Dans les prochains mois, les autorités béninoises vont lancer une grande campagne de vaccination contre le paludisme, une grande première dans le pays. C’est une annonce du ministre béninois de la Santé, le professeur Benjamin Hounkpatin. Le 15 janvier, il a réceptionné à l’aéroport de Cotonou, 215 900 doses de RTS,S, le tout premier vaccin développé par le laboratoire britannique GlaxoSmithKline (GSK). Sans préciser la date du démarrage de la campagne, le ministre a estimé que l’arrivée de ce lot de vaccins est une phase capitale pour une vaccination plus large « contre l’une des maladies les plus mortelles pour les enfants africains ».
Benjamin Hounkpatin a profité de l’occasion pour faire un plaidoyer en direction des populations. « La vaccination reste et demeure, l’une des stratégies les plus sûres, les plus efficaces et les plus rentables pour lutter contre les maladies. Je garde espoir qu’avec l’initiative de la vaccination contre le paludisme, nous arriverons bientôt à bout de cette maladie, » a déclaré le ministre béninois de la santé.
Ces doses de vaccins sont destinées aux enfants de moins de deux ans vivant dans les régions du pays qui sont les plus touchées par la maladie. Le Bénin est le quatrième pays à recevoir le vaccin RTS,S après le Cameroun, la Sierra Leone et le Burkina-Faso.

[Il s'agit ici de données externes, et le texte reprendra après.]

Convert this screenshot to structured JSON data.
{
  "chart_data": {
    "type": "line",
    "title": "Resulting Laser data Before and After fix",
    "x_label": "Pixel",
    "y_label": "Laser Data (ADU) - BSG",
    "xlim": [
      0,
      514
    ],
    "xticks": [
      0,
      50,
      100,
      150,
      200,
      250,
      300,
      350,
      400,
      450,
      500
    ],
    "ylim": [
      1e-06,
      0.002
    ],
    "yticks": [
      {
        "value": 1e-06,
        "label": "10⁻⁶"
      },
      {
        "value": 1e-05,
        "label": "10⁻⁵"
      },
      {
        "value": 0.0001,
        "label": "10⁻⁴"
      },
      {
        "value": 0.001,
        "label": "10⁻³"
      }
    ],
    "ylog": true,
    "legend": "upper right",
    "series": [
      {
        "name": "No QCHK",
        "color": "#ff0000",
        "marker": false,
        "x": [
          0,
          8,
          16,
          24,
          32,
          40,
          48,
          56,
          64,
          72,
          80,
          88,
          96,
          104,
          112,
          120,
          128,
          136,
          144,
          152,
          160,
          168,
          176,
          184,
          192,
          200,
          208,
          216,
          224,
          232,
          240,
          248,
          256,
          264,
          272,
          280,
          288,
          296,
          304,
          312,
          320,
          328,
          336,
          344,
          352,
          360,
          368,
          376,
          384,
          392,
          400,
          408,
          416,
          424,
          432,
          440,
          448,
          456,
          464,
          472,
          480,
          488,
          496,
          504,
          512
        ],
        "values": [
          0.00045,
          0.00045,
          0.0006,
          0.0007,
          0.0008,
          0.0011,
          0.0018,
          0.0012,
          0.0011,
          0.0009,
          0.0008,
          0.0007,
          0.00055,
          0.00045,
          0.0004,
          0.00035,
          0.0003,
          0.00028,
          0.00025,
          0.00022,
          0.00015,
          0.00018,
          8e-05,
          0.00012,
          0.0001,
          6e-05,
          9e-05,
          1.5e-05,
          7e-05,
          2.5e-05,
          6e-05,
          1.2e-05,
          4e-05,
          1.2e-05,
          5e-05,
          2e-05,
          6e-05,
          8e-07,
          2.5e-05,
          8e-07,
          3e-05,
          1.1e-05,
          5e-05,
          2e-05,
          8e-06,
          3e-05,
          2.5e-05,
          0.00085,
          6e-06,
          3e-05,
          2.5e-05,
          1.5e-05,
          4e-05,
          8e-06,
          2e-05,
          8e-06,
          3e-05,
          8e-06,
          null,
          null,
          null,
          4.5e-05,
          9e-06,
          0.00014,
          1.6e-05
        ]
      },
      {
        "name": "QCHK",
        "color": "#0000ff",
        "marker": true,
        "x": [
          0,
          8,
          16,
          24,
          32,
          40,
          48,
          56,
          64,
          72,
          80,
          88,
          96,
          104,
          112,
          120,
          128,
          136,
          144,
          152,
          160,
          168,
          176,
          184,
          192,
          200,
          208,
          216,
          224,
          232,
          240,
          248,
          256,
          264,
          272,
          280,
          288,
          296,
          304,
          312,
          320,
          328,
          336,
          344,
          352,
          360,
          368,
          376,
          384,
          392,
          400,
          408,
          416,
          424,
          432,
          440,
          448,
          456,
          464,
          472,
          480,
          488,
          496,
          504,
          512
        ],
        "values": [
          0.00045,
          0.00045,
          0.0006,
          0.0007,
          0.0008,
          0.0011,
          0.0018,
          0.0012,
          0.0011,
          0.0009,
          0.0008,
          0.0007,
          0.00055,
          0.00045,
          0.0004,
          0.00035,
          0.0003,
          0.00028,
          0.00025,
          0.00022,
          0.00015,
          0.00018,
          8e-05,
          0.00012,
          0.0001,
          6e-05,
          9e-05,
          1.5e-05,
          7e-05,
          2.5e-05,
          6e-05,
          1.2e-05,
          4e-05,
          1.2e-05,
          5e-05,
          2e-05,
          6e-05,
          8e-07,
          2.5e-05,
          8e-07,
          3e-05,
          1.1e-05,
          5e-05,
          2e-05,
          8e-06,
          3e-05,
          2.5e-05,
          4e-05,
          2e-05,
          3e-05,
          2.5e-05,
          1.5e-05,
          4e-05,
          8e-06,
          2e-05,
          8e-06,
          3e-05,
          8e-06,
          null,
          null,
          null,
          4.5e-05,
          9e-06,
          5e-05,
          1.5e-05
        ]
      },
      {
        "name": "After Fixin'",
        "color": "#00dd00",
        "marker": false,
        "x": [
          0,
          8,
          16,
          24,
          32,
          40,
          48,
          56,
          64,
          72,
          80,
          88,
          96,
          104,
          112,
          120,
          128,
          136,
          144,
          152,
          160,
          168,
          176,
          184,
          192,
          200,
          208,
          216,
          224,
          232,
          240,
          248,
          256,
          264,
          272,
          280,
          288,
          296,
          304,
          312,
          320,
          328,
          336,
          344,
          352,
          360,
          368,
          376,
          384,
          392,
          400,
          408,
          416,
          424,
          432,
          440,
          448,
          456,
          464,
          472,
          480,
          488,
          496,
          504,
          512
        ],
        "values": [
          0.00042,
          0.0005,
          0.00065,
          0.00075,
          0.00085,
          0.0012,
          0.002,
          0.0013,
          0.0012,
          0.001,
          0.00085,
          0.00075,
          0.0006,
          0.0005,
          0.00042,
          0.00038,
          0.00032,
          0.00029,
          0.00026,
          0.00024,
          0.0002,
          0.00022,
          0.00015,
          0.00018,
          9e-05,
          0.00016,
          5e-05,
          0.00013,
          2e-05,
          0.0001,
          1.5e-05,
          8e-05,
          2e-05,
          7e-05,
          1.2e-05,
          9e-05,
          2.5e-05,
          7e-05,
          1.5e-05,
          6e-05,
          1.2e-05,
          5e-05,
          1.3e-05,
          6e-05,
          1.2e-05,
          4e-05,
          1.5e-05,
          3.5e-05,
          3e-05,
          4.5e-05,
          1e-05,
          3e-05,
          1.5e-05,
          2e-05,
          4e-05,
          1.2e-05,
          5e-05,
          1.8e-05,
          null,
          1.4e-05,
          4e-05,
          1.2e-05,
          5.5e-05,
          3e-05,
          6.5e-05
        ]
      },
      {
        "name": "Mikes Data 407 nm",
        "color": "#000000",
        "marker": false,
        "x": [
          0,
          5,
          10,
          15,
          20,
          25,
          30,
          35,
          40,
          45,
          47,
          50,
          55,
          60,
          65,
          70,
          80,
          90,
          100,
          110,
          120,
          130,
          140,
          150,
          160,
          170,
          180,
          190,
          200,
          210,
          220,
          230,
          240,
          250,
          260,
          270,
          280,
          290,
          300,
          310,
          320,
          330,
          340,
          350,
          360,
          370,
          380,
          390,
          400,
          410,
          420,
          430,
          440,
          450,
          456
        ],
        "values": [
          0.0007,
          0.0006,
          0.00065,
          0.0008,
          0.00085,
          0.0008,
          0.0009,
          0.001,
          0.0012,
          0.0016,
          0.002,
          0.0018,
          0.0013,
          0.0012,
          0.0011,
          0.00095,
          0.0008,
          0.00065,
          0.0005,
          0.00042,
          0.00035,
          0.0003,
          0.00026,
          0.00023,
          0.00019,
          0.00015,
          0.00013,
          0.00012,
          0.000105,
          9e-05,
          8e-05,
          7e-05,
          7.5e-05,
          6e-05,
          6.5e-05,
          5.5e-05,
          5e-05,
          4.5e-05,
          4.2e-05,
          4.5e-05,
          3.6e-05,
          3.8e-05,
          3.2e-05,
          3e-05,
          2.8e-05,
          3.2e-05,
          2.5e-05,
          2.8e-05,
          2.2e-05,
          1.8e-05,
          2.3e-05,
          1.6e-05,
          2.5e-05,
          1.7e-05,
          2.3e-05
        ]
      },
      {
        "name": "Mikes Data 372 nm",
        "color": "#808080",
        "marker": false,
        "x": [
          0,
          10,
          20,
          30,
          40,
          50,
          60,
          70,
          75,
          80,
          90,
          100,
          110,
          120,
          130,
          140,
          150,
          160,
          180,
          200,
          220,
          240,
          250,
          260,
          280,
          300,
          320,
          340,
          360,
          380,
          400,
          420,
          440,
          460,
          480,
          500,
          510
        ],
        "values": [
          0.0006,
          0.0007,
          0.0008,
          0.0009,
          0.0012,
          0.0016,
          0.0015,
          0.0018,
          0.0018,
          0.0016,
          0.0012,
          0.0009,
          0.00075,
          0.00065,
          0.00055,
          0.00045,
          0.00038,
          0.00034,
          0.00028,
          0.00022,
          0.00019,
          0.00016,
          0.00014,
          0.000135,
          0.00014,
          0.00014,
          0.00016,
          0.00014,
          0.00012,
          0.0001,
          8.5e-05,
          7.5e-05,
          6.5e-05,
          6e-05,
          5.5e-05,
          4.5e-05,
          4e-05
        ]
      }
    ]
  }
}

Le vaccin RTS,S est développé pour protéger les enfants de moins de cinq ans contre le paludisme et doit être administré en quatre doses. D’après l’Oms, le produit est « sûr et efficace ».
Lors de la phase pilote du vaccin en 2023, quelque 1,7 millions d’enfants ont reçu des doses au Ghana, au Kenya et au Malawi.
Durant cette année 2024, les neuf pays que sont : le Bénin, le Burkina Faso, le Burundi, le Cameroun, le Liberia, le Niger, l’Ouganda, la RDC et la Sierra Leone pour procéder à leurs premières expériences de vaccination avec le RTS,S.